2024年初版の「生殖記」、25年の「本屋大賞」ノミネート作品でもある。
不穏なタイトルだが、実際かなり変わった視点の小説で、あらゆる生物が持つ「生殖本能」を擬人化し、主人公の尚成に住みつく「生殖本能」さんが、尚成の行動が思考にいちいちつっこみをいれて、ストーリーの語り手にもなっている形というか。最初はちょっと慣れないが、すぐに「ああ、この形で進むんだな」と了解できる。
尚成は30過ぎのサラリーマンで、家電関係の会社の総務部員、そこに同僚の大輔、女性の同僚の樹、若手同僚の颯などが絡んでくる、若手サラリーマン小説である。尚成は子どもの頃に同性愛的傾向を周りからからかわれ、ひどく傷つき、以来誰にも悟られないように生きてきた。自分をシャットアウトする社会に対して、自分もまた社会の中の役割を捨てて、たんに経済的自立だけを目当てに、周りと同調しながら生きている。LGBTが社会的認知を得た現代になっても、結局はそれが上から目線のものにすぎないと、覚めた気持ちでいる。会社でも学校でも、仲間でも社会全般でも、どこの共同体にいようと、その共同体のために余分に働く気持ちもないし、共同体の発展とか団結とかはまったく関心がない。ただし、自分の経済的安定は絶対必要なので、そつなく周囲との関係をこなしていくばかり。そしてその能力は極めて高いのである。
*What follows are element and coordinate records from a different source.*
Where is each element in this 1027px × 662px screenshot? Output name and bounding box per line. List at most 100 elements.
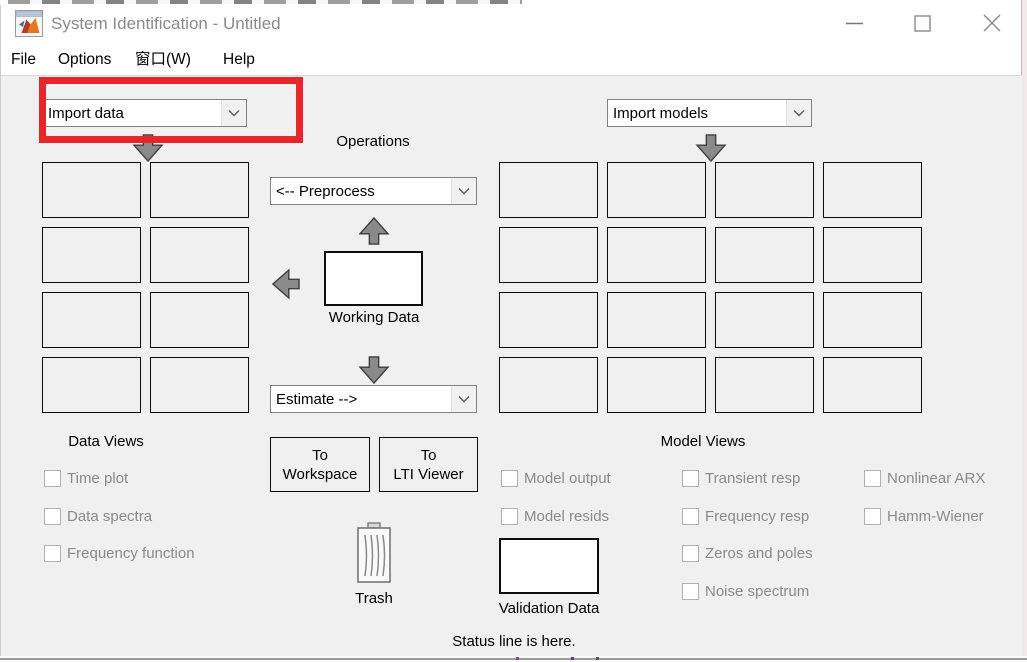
checkbox-label: Time plot [67,470,128,487]
checkbox-label: Hamm-Wiener [887,508,984,525]
model-board-cell[interactable] [715,227,814,283]
estimate-value: Estimate --> [271,391,451,408]
client-area: Import data Import models <-- Preprocess… [1,75,1022,656]
validation-data-label: Validation Data [489,600,609,617]
close-button[interactable] [969,5,1015,41]
to-lti-line2: LTI Viewer [393,465,463,484]
preprocess-value: <-- Preprocess [271,183,451,200]
data-board-cell[interactable] [150,357,249,413]
data-board [42,162,249,413]
status-line: Status line is here. [414,633,614,650]
checkbox[interactable] [44,470,61,487]
checkbox-row-noise-spectrum[interactable]: Noise spectrum [682,582,809,600]
estimate-dropdown[interactable]: Estimate --> [270,385,477,413]
model-board-cell[interactable] [607,292,706,348]
checkbox-label: Frequency function [67,545,195,562]
operations-label: Operations [313,133,433,150]
data-board-cell[interactable] [42,227,141,283]
validation-data-box[interactable] [499,538,599,594]
checkbox-row-model-resids[interactable]: Model resids [501,507,609,525]
checkbox[interactable] [44,545,61,562]
chevron-down-icon[interactable] [451,386,476,412]
model-board-cell[interactable] [607,227,706,283]
to-lti-viewer-button[interactable]: To LTI Viewer [379,437,478,492]
minimize-icon [846,22,863,25]
checkbox[interactable] [501,470,518,487]
data-board-cell[interactable] [42,292,141,348]
data-board-cell[interactable] [42,357,141,413]
checkbox[interactable] [682,508,699,525]
model-board-cell[interactable] [499,357,598,413]
background-window-fragment [0,658,1027,660]
model-board-cell[interactable] [607,162,706,218]
trash-label: Trash [314,590,434,607]
model-board-cell[interactable] [823,292,922,348]
right-arrow-icon [272,267,300,301]
model-board-cell[interactable] [715,292,814,348]
preprocess-dropdown[interactable]: <-- Preprocess [270,177,477,205]
maximize-button[interactable] [899,5,945,41]
checkbox-row-zeros-and-poles[interactable]: Zeros and poles [682,544,813,562]
trash-icon[interactable] [353,522,395,586]
model-board-cell[interactable] [823,162,922,218]
data-views-title: Data Views [46,433,166,450]
model-board [499,162,922,413]
minimize-button[interactable] [831,5,877,41]
background-window-fragment [571,657,574,660]
down-arrow-icon [694,134,728,162]
to-workspace-button[interactable]: To Workspace [270,437,370,492]
up-arrow-icon [357,217,391,245]
titlebar[interactable]: System Identification - Untitled [1,5,1021,44]
checkbox-label: Model output [524,470,611,487]
checkbox[interactable] [501,508,518,525]
to-lti-line1: To [421,446,437,465]
checkbox-row-model-output[interactable]: Model output [501,469,611,487]
model-board-cell[interactable] [499,227,598,283]
checkbox-label: Frequency resp [705,508,809,525]
import-models-value: Import models [608,105,786,122]
chevron-down-icon[interactable] [786,100,811,126]
data-board-cell[interactable] [150,162,249,218]
checkbox-row-data-spectra[interactable]: Data spectra [44,507,152,525]
checkbox[interactable] [864,508,881,525]
checkbox[interactable] [682,470,699,487]
checkbox-row-frequency-resp[interactable]: Frequency resp [682,507,809,525]
background-window-fragment [8,0,522,4]
menu-help[interactable]: Help [223,44,255,75]
menu-options[interactable]: Options [58,44,111,75]
close-icon [983,14,1001,32]
checkbox-row-hamm-wiener[interactable]: Hamm-Wiener [864,507,984,525]
checkbox-label: Model resids [524,508,609,525]
checkbox-label: Noise spectrum [705,583,809,600]
checkbox-label: Data spectra [67,508,152,525]
model-board-cell[interactable] [607,357,706,413]
background-window-fragment [596,657,599,660]
checkbox[interactable] [682,583,699,600]
checkbox[interactable] [682,545,699,562]
checkbox[interactable] [864,470,881,487]
data-board-cell[interactable] [42,162,141,218]
import-models-dropdown[interactable]: Import models [607,99,812,127]
menu-file[interactable]: File [11,44,36,75]
checkbox-row-time-plot[interactable]: Time plot [44,469,128,487]
model-board-cell[interactable] [499,292,598,348]
model-board-cell[interactable] [499,162,598,218]
matlab-icon [15,10,43,37]
chevron-down-icon[interactable] [451,178,476,204]
to-workspace-line1: To [312,446,328,465]
working-data-box[interactable] [324,251,423,306]
maximize-icon [914,15,931,32]
background-window-fragment [516,657,519,660]
checkbox-row-nonlinear-arx[interactable]: Nonlinear ARX [864,469,985,487]
checkbox[interactable] [44,508,61,525]
model-board-cell[interactable] [715,357,814,413]
checkbox-row-transient-resp[interactable]: Transient resp [682,469,800,487]
menu-bar: File Options 窗口(W) Help [1,44,1021,75]
menu-window[interactable]: 窗口(W) [135,44,191,75]
data-board-cell[interactable] [150,292,249,348]
model-board-cell[interactable] [823,227,922,283]
data-board-cell[interactable] [150,227,249,283]
model-board-cell[interactable] [823,357,922,413]
model-board-cell[interactable] [715,162,814,218]
checkbox-row-frequency-function[interactable]: Frequency function [44,544,195,562]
尚成のこの心理を、「生殖本能」が次々と解説したり、ちょっとはずれた行動とか言動には鋭く突っ込みを入れたり、と、これはある種のコント的なユーモアも生み出して、つまらない人間であるはずの尚成を、うまく救っていく感じ。笑える部分もある。何しろ、朝井リョウはこんな若者の会話が上手い作家なので。
最後一体どうなるんだと、ちょっとハラハラしながら読み進んでいった。
最初のとっかかりさえ越えれば、一気に読み通せる話であった。